That's a thin-film bolometer, similar in general character to the ones
used in modern uncooled microbolometer cameras. Compared with
visible/NIR photodiodes, they're slow and very insensitive, but they
sure do have a wide wavelength range.
20 years ago I built an interesting system called "Footprints" that I've
discussed here a few times over the years. It used an array of 96
carbon-ink pixels screen-printed on a 9-um thick free-standing film of
PVDF (which is basically fluorinated Saran Wrap). The pixels were 3 x 5
mm on a 6-mm pitch, to leave room for the wiring. The readout
multiplexer was a single red display LED per pixel.
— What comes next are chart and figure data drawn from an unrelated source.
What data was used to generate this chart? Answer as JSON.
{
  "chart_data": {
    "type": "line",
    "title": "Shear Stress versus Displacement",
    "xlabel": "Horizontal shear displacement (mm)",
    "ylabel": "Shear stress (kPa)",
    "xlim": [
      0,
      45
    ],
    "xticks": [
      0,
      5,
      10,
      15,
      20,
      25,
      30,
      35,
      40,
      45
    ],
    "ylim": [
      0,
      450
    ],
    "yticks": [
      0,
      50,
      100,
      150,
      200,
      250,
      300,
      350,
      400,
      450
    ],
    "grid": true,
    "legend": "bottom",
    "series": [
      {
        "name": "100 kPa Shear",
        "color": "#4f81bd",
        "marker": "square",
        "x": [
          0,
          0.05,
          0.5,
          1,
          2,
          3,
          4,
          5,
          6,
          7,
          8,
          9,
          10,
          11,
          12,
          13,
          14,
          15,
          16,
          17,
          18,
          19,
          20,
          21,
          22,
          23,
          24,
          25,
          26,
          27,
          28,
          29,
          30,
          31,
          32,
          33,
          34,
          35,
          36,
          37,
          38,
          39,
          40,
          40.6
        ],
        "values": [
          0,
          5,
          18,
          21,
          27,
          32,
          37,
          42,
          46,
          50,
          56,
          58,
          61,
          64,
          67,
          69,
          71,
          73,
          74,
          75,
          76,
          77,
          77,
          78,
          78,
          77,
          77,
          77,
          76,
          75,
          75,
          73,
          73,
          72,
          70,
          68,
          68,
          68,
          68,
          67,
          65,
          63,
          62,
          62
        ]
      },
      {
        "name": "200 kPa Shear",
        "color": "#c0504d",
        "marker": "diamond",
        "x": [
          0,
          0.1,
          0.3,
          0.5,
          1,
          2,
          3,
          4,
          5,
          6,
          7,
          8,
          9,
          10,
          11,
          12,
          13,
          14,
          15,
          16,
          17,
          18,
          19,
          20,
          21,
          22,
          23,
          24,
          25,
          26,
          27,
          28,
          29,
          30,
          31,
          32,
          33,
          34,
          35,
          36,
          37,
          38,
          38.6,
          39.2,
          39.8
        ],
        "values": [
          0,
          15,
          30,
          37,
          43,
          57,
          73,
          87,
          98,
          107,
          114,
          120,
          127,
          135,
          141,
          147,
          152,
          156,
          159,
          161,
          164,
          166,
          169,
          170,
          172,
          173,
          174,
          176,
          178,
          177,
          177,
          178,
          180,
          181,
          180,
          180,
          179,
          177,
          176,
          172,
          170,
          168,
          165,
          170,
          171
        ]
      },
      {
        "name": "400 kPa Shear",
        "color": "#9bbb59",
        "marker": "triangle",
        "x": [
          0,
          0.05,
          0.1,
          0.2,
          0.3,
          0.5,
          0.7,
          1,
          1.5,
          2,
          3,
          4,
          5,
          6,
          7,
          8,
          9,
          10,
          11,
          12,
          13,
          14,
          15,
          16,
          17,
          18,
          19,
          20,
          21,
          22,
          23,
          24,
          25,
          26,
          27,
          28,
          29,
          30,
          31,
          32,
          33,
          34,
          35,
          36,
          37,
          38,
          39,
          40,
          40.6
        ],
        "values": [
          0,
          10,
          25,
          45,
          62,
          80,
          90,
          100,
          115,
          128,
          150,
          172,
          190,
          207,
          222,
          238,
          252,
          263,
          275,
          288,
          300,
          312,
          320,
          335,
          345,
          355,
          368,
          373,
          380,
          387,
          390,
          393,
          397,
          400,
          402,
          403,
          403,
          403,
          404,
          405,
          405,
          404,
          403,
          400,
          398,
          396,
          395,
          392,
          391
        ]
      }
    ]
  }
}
Diodes ideally conduct in only one direction. The particular LEDs I
used leaked less than 50 fA between -5V and +0.5V bias. Interfacing
them to an AC-only sensor such as a pyoelectric requires a bit of bias
current, which in my gizmo was supplied by four green display LEDs,
which allowed the processor to adjust the average bias current between 0
and about 5 pA per LED.
The optical system was a moulded Fresnel lens made out of HDPE
(bleach-bottle plastic).
When it was done, it had very competitive sensitivity: noise equivalent
delta-T of just over 0.1 K, not bad for something so minimalistic.
We tried licensing it, but couldn't because the parts cost was too low.